A combination CT of FP has been regarded as the standard first-line treatment of AGC. Although two randomized trials showed a survival benefit of second-line CT (CPT-11 or docetaxel) compared with the best supportive care, no standard regimen has been established. In Japan, wPTX has been used more frequently than docetaxel as the second-line CT. The objective of this study was to compare CPT-11 with wPTX in patients with AGC refractory to FP.Methods
Patients with AGC refractory to the first-line FP regimen were randomized 1:1 to either CPT-11 (150 mg/m2, q2w) or wPTX (80 mg/m2, days 1, 8, 15, q4w). The primary end point was overall survival (OS) and secondary end points were progression-free survival (PFS), overall response rate (ORR), adverse events and receiving rates of third-line CT.Results
Between August 2007 and August 2010, 223 patients were enrolled; 112 patients were randomized to CPT-11 and 111 patients to wPTX. Baseline characteristics were well balanced between arms.
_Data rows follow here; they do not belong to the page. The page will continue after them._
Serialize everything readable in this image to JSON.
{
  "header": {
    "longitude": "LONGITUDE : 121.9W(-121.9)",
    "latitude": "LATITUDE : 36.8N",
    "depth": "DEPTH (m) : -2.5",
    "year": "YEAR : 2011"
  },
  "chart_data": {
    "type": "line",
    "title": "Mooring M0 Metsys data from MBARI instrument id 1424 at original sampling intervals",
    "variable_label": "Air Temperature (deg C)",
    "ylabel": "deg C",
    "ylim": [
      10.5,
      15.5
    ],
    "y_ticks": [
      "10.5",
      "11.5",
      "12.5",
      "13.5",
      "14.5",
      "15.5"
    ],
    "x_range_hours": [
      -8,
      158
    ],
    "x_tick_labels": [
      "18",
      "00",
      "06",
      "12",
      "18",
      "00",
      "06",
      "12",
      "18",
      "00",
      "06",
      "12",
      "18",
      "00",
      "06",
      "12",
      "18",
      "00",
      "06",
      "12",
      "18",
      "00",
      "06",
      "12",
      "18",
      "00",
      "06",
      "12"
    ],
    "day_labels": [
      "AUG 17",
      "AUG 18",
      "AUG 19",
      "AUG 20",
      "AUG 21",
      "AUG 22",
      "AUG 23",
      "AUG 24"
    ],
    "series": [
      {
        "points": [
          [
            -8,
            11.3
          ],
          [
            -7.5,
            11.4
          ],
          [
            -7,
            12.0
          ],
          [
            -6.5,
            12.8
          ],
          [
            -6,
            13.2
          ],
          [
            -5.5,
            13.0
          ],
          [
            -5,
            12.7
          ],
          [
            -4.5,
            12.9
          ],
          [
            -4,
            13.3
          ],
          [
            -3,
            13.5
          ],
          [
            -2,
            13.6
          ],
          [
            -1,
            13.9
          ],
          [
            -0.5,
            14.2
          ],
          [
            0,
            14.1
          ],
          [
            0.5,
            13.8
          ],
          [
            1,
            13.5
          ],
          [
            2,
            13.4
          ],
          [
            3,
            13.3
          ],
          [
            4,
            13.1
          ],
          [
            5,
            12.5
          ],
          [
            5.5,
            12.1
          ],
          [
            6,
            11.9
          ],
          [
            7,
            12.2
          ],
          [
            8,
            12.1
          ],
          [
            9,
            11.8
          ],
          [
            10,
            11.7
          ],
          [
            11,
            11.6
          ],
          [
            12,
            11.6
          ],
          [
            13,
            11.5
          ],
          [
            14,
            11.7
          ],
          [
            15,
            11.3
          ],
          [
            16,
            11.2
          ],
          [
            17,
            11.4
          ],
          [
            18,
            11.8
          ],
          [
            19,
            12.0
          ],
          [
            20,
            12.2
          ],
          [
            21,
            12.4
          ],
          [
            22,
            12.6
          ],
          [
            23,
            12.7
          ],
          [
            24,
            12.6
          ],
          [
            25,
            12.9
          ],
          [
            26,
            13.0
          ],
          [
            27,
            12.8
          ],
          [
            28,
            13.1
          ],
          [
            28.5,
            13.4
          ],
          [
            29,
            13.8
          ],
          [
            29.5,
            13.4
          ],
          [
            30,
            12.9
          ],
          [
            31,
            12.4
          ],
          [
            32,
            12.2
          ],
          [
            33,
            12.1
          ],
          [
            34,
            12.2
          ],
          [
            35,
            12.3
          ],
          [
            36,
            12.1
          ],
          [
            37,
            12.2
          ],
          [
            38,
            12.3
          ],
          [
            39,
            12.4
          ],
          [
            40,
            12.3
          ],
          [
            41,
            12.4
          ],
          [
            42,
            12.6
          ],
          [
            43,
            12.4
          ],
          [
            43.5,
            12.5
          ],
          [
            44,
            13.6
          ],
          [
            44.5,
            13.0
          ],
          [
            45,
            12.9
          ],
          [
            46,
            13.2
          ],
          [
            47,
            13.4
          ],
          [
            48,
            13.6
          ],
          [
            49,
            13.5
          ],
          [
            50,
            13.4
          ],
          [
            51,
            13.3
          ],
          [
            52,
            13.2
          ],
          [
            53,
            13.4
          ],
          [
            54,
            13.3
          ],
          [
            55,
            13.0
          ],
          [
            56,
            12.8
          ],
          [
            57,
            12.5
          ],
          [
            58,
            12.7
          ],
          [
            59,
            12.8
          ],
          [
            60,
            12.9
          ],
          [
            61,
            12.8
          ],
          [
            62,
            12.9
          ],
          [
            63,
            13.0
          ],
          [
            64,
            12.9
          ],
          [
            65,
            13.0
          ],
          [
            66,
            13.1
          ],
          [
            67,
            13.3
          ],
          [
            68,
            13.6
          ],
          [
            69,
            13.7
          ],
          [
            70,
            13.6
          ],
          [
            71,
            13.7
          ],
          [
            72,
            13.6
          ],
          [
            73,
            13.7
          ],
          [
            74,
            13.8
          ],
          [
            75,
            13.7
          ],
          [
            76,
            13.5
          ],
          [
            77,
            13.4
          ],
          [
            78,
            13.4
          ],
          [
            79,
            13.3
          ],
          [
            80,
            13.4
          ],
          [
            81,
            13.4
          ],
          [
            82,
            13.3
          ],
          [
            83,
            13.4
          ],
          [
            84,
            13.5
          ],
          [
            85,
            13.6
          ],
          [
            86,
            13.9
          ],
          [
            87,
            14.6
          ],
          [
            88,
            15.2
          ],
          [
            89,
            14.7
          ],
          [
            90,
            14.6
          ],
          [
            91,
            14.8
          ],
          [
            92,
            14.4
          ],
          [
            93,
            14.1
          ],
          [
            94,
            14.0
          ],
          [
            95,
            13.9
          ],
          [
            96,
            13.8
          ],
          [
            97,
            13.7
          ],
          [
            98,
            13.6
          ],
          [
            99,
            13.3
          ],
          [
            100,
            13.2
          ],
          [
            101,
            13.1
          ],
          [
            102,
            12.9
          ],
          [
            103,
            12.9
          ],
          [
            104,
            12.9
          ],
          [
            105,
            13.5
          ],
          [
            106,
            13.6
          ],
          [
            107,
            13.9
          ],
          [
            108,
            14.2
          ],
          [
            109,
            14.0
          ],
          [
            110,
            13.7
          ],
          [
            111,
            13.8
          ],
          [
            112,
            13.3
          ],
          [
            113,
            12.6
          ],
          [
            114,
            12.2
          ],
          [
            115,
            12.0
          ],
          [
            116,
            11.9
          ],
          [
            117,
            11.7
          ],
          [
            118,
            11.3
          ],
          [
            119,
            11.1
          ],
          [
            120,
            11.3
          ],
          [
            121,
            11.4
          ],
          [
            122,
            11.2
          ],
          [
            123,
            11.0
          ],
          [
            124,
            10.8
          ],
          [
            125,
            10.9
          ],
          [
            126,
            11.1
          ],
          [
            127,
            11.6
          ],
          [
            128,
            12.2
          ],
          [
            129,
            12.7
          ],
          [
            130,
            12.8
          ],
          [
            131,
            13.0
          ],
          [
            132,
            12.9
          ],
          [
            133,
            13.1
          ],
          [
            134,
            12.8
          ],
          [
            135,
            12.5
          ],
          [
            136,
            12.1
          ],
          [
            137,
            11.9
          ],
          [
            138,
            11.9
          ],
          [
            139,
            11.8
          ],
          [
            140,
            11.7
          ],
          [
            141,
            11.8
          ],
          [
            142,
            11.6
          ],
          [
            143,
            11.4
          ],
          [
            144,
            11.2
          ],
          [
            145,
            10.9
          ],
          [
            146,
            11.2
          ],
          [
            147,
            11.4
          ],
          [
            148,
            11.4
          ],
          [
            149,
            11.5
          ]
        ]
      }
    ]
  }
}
Median OS was 8.4 months for CPT-11 and 9.5 months for wPTX (HR 1.132; 95% CI, 0.86–1.49; P = 0.38). Median PFS was 2.3 months for CPT-11 and 3.6 months for wPTX (HR 1.14; 95% CI, 0.88–1.49; P = 0.33). The ORR was 13.6% (12 of 88) for CPT-11 and 20.9% (19 of 91) for wPTX (P = 0.20). The most common grade 3/4 adverse events were neutropenia (39.1% for CPT-11 versus 28.7% for wPTX), anemia (30.0% versus 21.3%), anorexia (17.3% versus 7.4%) and fatigue (12.7% versus 6.5%). Four (4%) CPT-11 and three (3%) wPTX recipients died within 30 days after the last administration. Subsequent CT was carried out in 80 patients (71%) for CPT-11 and 97 patients (89%) for wPTX. Seventy-five patients (67%) in the CPT-11 group and 87 patients (80%) in the wPTX group received the crossover CT.Conclusions
The WJOG4007 trial, the first phase III study comparing second-line CT regimens for AGC did not demonstrate the superiority of CPT-11 over wPTX. Thus, wPTX can be adopted as a control arm of future phase III trials of second-line CT for AGC.